Miller’s plays are deceptively simple given their rather short length, but beyond that there is nothing simple about his plays for there is no mistaking the enormous talent and the courage of Arthur Miller in addressing social and moral taboosThey usually deal with sensitive issues pertaining to the metaphysical conditions of humanity such as man’s conscience, moral responsibility and culpability, alienation and marginalisation, the frailty of human beings, the mulitude of motives that underlines our decisions and actions.
Sometimes I feel his plays are too complex for secondary school students, unsuitably troubling for impressionable and sometimes confused minds of teenagers. Here I am speaking as a parent, a protective educator…well you cannot blame me for today’s society is a lot more complex and therefore more corrupting than the time of my youth. For A-level students, his plays will stimulate intellectual inquiry and discussion.

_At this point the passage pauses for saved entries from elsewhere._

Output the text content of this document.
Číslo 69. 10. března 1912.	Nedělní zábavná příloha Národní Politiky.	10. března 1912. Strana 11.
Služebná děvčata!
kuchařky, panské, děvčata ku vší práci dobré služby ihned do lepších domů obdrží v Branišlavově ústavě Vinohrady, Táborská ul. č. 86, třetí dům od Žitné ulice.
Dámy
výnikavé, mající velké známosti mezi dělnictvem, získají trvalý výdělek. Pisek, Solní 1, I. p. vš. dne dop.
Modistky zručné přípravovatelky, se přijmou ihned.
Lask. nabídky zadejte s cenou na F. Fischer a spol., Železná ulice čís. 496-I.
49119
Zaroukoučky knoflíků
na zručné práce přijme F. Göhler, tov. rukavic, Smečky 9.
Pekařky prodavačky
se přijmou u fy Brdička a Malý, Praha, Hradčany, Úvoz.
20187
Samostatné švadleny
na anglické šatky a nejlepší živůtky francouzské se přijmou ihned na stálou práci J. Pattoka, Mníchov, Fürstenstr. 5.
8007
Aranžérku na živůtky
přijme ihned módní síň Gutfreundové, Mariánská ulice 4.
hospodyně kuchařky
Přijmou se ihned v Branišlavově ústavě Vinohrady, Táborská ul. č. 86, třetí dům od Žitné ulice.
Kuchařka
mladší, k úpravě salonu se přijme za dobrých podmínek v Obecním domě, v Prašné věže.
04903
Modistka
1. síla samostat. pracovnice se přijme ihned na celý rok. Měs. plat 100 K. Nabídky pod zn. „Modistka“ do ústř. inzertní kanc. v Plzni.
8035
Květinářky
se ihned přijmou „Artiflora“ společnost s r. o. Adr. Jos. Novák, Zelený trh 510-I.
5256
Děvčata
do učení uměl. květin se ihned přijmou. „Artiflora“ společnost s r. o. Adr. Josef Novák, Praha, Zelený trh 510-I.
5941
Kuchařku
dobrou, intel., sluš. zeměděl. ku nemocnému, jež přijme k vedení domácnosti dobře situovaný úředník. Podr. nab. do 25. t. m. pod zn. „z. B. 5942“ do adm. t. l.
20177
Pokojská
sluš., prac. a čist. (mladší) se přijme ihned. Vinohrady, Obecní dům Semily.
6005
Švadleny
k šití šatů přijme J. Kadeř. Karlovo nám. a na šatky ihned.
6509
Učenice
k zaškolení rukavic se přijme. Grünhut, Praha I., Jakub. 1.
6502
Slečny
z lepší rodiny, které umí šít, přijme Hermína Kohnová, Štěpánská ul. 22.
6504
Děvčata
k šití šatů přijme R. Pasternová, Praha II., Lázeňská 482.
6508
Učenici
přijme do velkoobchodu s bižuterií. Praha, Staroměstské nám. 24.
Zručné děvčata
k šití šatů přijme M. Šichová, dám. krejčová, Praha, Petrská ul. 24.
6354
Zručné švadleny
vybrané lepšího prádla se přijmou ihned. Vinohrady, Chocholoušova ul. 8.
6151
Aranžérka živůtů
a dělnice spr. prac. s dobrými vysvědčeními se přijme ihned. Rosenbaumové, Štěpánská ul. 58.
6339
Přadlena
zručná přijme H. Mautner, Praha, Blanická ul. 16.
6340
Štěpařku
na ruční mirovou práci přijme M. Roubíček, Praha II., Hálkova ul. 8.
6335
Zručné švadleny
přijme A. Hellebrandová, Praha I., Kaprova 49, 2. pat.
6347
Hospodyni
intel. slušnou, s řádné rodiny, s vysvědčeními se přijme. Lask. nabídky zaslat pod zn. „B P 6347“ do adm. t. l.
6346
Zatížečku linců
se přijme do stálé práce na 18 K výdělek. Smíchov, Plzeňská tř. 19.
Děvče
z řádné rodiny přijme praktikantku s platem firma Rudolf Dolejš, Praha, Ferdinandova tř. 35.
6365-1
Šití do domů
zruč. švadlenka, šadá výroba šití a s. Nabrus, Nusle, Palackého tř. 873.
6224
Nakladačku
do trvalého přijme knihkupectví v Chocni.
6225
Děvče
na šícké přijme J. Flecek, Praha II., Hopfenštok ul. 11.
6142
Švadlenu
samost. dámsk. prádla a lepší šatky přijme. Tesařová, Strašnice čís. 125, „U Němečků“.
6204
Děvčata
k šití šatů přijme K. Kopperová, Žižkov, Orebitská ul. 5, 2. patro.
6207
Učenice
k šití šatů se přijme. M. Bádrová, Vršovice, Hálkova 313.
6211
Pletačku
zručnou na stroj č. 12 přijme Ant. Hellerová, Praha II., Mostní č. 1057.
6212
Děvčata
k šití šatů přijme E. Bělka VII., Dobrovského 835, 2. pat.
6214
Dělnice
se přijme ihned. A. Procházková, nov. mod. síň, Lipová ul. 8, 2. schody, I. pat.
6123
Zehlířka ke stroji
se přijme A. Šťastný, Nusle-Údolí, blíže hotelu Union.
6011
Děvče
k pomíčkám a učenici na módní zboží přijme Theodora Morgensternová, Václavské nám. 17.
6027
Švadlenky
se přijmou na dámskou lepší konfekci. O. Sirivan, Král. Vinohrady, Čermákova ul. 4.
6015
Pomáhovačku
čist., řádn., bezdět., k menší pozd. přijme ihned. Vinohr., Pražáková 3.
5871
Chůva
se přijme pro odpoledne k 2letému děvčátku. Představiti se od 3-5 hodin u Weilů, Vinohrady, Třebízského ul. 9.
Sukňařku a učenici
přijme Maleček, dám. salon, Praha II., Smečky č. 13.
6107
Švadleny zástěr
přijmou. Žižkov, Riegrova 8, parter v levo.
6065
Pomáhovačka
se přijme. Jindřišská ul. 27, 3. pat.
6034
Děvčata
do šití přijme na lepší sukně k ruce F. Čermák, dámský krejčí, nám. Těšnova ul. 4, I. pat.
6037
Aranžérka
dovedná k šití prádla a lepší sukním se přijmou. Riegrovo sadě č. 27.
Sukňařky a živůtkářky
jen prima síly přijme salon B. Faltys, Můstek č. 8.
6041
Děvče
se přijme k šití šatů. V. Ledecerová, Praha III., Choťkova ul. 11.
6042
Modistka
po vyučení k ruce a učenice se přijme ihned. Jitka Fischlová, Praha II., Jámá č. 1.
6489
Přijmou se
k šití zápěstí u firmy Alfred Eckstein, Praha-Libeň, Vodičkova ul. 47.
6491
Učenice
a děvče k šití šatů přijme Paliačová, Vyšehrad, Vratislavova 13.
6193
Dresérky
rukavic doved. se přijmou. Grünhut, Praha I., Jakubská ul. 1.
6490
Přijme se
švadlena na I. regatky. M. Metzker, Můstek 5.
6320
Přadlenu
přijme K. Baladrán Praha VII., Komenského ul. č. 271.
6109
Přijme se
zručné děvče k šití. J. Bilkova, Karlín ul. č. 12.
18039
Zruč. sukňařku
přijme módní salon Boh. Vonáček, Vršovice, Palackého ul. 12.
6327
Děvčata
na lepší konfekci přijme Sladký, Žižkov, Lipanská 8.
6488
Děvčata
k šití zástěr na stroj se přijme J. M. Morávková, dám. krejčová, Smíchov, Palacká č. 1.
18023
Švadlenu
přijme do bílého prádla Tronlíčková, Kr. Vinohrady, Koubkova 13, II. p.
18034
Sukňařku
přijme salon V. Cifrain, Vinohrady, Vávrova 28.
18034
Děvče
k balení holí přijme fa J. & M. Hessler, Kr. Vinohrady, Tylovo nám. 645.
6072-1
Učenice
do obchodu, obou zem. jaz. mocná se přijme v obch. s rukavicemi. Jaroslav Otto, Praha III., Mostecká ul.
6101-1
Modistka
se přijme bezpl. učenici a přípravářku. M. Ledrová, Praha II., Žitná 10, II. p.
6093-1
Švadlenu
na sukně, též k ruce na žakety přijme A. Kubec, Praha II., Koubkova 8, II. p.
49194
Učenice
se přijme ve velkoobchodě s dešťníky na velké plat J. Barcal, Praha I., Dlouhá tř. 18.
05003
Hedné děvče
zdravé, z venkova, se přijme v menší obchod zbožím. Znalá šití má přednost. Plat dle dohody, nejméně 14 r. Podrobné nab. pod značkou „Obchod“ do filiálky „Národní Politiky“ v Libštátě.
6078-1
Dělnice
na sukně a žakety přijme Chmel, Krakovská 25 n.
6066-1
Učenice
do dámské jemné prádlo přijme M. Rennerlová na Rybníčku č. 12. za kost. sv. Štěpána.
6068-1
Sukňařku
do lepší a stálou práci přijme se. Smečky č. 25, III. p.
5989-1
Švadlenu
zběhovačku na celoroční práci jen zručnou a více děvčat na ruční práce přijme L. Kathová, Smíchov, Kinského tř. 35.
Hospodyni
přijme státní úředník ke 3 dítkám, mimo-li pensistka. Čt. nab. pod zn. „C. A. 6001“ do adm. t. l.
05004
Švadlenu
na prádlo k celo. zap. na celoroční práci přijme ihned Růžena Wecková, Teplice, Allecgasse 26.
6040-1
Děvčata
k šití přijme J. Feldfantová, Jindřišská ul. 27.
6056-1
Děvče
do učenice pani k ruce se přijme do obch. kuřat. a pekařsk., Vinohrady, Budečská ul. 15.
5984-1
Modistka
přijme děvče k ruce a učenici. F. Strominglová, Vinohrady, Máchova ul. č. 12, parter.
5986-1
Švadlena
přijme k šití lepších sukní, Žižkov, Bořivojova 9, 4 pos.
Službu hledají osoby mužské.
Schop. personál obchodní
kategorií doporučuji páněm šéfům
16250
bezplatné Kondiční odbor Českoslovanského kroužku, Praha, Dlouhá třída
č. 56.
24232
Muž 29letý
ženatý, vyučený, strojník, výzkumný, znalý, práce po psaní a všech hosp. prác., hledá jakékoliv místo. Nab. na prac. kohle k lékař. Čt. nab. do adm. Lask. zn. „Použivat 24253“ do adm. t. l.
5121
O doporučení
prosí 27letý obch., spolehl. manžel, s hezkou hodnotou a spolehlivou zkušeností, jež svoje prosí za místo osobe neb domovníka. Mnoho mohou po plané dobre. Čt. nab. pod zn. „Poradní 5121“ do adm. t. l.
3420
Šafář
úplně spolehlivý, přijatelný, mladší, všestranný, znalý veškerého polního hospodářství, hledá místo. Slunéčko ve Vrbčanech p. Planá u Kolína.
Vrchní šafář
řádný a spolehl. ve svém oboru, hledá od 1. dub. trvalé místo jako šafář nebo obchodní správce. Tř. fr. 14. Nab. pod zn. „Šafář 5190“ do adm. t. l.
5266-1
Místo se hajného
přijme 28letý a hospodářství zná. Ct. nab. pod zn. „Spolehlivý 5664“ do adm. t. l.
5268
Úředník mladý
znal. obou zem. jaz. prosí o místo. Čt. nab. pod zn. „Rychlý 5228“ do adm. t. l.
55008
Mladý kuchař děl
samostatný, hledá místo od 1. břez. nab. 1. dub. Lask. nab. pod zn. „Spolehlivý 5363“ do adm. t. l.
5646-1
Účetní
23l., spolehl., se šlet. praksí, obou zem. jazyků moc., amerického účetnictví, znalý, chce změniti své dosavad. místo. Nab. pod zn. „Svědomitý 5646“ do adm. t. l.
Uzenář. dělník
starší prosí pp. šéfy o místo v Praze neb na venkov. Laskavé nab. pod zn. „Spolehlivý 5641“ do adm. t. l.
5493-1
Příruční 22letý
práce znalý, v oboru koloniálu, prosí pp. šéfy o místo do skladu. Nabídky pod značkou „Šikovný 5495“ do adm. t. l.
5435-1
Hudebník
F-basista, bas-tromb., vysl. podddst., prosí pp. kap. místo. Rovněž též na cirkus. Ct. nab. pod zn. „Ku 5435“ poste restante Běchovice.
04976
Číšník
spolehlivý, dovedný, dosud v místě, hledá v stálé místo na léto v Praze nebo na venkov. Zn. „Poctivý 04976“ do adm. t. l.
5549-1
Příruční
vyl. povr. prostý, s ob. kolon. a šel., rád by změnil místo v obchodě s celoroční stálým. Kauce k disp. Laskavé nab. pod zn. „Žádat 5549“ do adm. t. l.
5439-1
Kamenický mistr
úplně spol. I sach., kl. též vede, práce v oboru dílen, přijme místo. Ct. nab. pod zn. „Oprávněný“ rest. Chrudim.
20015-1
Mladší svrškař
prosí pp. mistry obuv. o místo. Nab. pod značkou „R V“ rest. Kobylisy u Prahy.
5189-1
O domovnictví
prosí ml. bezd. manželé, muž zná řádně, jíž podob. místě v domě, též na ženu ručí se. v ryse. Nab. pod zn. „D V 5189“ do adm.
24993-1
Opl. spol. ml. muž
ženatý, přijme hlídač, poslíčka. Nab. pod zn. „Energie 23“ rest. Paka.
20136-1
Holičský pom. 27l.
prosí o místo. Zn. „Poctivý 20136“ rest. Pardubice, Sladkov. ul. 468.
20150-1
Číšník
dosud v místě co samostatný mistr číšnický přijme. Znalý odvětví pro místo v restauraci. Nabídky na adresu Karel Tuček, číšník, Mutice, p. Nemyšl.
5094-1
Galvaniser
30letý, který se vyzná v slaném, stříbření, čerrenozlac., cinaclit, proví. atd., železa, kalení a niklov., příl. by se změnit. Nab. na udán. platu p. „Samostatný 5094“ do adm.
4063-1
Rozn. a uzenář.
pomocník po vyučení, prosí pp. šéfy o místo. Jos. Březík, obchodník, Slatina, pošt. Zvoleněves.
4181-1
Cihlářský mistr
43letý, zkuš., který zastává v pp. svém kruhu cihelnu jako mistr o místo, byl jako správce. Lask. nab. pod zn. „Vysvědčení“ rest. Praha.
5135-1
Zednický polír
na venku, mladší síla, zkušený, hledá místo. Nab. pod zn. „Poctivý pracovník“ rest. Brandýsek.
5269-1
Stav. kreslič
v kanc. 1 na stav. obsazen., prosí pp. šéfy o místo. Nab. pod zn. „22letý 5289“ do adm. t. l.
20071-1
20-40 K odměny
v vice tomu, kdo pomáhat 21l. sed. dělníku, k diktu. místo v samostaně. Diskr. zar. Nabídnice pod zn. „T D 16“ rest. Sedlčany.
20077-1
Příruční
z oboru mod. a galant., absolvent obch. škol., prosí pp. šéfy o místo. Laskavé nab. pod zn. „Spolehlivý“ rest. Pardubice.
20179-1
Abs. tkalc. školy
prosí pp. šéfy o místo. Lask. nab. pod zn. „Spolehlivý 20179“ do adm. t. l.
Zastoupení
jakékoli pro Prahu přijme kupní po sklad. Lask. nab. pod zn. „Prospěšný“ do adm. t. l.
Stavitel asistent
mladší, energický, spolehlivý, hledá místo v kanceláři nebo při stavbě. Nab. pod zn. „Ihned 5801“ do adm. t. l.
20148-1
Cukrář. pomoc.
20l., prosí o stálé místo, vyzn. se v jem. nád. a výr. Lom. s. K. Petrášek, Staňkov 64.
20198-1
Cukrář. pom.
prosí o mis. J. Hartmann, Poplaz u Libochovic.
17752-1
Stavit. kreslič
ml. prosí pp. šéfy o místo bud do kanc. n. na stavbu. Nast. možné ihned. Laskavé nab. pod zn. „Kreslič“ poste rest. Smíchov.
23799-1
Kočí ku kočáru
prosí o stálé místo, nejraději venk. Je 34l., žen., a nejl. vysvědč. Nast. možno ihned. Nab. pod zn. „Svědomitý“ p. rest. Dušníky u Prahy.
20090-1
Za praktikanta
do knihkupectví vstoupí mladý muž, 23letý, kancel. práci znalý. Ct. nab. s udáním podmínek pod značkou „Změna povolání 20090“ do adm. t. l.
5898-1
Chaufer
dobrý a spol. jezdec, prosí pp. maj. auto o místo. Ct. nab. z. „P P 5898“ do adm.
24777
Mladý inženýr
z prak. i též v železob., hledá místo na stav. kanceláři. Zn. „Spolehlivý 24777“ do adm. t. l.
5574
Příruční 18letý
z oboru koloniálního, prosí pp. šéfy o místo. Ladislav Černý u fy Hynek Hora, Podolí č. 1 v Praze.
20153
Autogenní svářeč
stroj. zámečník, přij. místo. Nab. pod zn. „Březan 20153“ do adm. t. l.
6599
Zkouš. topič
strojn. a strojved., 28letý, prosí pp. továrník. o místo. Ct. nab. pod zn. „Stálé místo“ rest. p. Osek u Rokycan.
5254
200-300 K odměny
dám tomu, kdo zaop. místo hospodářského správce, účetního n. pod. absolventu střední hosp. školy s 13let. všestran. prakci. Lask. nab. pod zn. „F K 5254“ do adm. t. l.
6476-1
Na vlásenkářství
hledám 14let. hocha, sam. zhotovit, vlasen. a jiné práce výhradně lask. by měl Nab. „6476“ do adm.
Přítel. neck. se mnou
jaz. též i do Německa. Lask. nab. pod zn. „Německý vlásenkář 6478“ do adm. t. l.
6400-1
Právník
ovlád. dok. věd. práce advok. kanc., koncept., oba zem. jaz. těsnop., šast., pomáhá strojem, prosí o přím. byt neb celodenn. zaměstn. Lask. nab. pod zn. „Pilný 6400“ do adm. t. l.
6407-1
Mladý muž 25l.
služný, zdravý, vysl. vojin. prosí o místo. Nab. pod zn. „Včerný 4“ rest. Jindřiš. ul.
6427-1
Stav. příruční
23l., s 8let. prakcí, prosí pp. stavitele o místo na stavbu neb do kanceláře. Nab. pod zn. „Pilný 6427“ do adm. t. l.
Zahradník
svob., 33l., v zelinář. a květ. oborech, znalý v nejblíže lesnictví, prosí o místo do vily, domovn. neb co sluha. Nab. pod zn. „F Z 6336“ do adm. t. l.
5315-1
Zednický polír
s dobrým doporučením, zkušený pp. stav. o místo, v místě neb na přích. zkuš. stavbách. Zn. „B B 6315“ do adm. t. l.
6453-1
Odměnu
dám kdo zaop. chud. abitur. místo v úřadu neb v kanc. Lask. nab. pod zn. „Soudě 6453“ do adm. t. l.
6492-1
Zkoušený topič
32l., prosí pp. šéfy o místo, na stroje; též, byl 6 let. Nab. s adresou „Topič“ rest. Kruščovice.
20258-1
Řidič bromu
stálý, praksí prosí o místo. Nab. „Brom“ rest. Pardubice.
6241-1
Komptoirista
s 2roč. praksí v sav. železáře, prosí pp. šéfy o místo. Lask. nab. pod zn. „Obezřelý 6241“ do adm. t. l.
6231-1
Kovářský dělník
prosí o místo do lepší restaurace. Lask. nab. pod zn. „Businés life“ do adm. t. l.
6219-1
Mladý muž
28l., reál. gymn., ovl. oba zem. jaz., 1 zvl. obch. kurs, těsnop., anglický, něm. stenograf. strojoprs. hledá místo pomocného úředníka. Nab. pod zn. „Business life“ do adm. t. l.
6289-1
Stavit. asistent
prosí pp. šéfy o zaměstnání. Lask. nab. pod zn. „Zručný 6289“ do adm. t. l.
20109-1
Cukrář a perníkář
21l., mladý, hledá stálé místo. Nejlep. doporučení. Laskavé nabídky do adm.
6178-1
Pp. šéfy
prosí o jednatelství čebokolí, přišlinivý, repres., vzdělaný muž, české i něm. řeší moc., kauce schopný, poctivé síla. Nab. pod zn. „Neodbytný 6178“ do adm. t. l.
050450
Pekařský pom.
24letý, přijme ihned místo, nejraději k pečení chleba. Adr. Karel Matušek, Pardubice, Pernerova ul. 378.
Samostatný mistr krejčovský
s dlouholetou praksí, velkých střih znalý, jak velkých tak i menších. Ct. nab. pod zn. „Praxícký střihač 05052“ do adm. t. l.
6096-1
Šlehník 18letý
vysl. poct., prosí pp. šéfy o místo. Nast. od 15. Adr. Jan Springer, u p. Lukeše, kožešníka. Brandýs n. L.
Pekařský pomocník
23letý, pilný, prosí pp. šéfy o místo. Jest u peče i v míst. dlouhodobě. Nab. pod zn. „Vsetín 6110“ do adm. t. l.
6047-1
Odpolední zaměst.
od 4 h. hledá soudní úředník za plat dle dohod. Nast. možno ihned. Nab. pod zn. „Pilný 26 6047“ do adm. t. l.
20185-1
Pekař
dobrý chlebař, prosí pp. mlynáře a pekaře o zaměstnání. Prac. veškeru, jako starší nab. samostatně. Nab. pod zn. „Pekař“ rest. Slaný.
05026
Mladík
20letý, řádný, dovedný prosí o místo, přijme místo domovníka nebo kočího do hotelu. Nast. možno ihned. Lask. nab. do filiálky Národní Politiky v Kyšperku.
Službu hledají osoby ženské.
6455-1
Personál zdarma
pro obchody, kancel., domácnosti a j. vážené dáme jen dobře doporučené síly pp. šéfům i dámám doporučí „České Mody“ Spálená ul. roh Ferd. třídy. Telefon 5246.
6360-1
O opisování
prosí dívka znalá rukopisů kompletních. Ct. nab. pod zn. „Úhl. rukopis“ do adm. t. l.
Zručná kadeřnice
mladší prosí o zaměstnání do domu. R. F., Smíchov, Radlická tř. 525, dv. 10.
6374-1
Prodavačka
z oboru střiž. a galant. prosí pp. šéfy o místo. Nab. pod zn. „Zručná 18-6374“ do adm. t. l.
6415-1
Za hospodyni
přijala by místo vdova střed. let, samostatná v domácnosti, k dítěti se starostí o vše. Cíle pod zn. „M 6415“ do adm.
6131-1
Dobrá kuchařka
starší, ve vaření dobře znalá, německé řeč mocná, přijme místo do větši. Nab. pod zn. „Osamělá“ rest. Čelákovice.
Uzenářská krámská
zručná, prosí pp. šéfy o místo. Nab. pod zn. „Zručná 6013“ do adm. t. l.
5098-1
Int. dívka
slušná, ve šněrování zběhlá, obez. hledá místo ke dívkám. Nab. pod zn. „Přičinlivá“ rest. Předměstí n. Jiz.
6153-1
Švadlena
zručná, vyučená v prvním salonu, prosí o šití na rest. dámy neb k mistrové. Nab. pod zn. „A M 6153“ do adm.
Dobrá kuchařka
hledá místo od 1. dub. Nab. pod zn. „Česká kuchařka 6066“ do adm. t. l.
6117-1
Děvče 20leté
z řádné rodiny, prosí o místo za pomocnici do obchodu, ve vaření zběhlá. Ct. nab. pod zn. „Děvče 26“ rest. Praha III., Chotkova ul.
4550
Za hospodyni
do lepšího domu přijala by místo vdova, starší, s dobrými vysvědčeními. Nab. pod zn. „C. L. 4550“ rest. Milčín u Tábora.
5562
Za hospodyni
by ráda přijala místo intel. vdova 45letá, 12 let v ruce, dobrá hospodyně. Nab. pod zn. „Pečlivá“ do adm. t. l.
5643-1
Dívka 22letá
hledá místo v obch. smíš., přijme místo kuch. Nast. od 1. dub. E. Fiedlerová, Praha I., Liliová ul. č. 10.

I am therefore surprised that “The View from a Bridge” is one of the new O-level plays for Pure Literature students. “Playing for Time”, an option for A-level Literature is one of the least produced plays. Miller like George Bernard Shaw was never one to shun controversial issues. “Playing for Time” is one of the three Holocaust plays – the other two being “Incident at Vichy” and “Broken Glass”. This play which is actually a script written for a CBS TV film that is based on acclamied Jewish musician Fania Fenelons’ autobiography, “The Musicians of Auschwitz”.